There is one problem with this plan: There are already plenty of broadcasters that show or stream esports content, including Twitch or YouTube, both of which have something in common: They’re free.


Just about every esports event out there can be viewed online for free – Sky customers pay a premium for their services, and they are still littered with ads. This makes it incredibly unlikely that new customers will join Sky because of their efforts to get in on the esports game. There are already a few channels that cover esports in the full Sky lineup, but the partnership with GINX probably isn’t going to make a big difference.

Existing Sky customers may or may not make use of the new service, but odds are, if they already were esports fans, they also already found ways to watch the content they are interested in. Experts agree on the questionable nature of Sky’s decision – “It’s an interesting experiment to see if people are prepared to pay,” says NZ eSports Federation president Ben Lenihan of Sky’s move.

“The popular thinking is, esports will always have to be free,” Lenihan says. “[Fans] can watch it on YouTube, Twitch – they usually don’t have a paywall in front of them. It will be interesting to see how GINX will go with international content which is already available online.”

NZ Game Development Association Chairman Michael Vermeulen said: “You’ve got a bunch of games streaming at the same time and you’ve got a lot of choice.

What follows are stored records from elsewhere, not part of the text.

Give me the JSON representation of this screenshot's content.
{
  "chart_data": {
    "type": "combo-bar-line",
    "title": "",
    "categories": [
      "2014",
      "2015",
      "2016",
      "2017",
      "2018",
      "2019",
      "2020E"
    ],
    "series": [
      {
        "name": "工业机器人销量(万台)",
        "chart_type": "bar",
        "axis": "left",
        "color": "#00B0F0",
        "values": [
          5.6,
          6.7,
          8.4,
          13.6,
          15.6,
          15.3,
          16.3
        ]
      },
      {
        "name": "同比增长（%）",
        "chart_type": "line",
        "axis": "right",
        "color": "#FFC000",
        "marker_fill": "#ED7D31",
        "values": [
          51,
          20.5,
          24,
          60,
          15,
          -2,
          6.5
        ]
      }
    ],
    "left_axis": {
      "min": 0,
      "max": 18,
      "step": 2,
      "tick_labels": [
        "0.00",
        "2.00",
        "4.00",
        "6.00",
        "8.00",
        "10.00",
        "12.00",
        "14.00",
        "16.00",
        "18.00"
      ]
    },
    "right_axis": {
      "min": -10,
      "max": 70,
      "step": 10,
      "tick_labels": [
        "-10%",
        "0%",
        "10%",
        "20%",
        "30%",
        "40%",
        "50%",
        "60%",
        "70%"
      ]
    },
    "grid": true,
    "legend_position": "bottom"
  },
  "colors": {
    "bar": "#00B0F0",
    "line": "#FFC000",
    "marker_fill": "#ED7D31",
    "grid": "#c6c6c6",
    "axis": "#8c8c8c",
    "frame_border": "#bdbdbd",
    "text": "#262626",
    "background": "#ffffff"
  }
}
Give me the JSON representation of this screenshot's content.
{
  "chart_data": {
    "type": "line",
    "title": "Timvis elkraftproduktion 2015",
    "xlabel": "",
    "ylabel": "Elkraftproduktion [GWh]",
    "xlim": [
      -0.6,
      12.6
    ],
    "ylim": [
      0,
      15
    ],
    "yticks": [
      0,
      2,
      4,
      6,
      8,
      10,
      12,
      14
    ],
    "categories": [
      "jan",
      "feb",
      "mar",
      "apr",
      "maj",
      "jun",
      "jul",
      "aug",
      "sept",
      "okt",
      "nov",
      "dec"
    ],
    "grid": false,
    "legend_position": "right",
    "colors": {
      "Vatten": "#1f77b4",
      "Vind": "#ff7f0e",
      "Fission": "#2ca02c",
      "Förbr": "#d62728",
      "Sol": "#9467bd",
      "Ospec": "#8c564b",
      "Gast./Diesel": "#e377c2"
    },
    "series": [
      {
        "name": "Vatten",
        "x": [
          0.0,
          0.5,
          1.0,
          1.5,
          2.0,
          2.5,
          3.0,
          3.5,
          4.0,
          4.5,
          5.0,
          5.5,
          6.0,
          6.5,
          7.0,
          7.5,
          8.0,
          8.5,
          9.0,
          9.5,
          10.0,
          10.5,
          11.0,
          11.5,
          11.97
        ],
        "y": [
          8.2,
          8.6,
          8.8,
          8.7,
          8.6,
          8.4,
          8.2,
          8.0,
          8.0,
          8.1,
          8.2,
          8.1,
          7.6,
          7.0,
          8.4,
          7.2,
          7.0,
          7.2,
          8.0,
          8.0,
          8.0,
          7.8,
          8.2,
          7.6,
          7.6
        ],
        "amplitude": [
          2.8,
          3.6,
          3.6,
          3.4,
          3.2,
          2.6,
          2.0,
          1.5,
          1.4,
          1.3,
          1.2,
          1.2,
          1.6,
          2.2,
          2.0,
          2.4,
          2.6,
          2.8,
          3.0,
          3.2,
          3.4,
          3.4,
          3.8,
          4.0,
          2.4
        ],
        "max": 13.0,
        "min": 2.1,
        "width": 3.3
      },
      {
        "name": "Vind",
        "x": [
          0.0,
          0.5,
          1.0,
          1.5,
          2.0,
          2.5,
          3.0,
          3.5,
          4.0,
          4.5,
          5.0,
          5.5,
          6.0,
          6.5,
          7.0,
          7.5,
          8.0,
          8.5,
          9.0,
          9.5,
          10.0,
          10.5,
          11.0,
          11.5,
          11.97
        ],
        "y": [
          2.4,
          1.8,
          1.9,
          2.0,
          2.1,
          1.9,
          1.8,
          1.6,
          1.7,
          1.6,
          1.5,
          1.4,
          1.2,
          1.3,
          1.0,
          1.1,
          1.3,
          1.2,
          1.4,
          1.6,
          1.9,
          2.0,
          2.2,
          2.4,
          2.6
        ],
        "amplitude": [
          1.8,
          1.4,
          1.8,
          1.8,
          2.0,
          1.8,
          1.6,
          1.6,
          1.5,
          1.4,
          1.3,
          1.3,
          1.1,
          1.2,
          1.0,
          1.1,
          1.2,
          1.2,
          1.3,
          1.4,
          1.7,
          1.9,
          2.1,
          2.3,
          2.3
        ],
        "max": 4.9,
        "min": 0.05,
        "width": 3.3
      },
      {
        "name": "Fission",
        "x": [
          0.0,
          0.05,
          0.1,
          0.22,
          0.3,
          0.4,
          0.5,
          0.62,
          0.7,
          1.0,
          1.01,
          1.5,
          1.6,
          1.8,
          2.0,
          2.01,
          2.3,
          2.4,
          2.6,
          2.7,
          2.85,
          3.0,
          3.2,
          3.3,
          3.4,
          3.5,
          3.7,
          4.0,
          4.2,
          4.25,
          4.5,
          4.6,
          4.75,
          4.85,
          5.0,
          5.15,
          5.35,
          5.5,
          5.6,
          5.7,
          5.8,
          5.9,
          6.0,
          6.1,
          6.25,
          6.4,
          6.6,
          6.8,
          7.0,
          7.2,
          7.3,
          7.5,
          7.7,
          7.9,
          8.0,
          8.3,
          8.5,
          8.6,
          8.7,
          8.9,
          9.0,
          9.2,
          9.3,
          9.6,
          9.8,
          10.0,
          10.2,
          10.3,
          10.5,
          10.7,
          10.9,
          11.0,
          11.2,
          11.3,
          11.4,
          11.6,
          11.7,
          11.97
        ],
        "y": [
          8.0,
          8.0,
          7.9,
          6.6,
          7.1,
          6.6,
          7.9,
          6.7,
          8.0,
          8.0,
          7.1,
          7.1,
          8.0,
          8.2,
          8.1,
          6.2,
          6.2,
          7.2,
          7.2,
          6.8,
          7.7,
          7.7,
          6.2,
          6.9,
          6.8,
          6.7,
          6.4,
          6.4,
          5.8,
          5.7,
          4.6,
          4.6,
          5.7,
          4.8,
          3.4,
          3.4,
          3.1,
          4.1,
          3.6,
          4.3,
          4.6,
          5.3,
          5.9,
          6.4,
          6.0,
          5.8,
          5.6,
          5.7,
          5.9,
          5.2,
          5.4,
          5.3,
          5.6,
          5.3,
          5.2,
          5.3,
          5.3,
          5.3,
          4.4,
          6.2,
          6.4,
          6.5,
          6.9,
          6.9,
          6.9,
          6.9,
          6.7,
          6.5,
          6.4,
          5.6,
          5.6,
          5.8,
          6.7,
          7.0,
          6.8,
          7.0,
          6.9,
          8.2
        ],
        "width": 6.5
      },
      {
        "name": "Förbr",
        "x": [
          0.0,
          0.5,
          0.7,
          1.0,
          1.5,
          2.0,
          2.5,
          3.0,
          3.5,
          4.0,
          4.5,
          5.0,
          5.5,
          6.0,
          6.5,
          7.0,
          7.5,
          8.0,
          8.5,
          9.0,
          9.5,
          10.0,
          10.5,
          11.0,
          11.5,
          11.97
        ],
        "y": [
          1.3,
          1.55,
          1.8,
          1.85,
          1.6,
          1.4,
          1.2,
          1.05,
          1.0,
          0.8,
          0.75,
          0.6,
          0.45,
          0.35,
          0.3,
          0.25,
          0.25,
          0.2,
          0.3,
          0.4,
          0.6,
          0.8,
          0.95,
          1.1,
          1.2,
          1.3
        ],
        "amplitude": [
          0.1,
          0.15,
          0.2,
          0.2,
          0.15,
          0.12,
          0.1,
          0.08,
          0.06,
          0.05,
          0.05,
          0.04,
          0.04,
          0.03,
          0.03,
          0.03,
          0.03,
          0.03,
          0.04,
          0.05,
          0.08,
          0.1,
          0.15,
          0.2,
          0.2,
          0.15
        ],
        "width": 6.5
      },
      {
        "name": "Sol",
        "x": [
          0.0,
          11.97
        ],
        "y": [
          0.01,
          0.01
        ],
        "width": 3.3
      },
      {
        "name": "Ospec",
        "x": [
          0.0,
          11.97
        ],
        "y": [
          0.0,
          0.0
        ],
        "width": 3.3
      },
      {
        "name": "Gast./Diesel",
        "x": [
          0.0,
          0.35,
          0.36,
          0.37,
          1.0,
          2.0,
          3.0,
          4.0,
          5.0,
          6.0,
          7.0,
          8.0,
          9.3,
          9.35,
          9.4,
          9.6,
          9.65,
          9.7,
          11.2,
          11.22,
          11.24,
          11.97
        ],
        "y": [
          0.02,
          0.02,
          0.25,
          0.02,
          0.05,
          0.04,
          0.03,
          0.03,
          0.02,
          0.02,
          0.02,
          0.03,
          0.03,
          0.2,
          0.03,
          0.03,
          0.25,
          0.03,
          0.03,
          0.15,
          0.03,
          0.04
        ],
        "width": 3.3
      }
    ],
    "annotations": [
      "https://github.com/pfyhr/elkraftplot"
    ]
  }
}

I imagine a Sky esports channel would be quite curated but, at the same time, I think it’s great that Sky is doing this because they’ve got all the sports, and it just kind of legitimatises esports as an actual sport out in the world.”

Additionally he said: “I see it more as Sky has seen an opportunity here and jumped on it. I don’t think it will make a difference for Twitch, per se, I know very few people under the age of 40 that have a Sky subscription, so it certainly seems like something they want to try out. People going to pubs or wherever to watch sports on Sky – it won’t be long until people are doing that for esports as well.”

He’s definitely right – this new move won’t impact any of the esports platform. As for the subscriber age, we’re not so sure about that – Sky’s varied packages do make it appealing to different age groups, but that’s a different matter entirely.

The move that Sky made – one towards esports – isn’t exactly a surprise. Only a few weeks ago, Disney (and its channels) partnered with Blizzard to bring Overwatch matches to Disney’s many TV channels. That move was wildly successful and praised by fans of Overwatch, esports, and the Disney channels alike.

Whether or not this is Sky’s original idea or simply some good old-fashioned copycatting remains to be seen, but either way, it’s doubtful Sky’s partnering with GINX will have any long-term impact on the companies viewers…or indeed on esports fans’ viewing habits.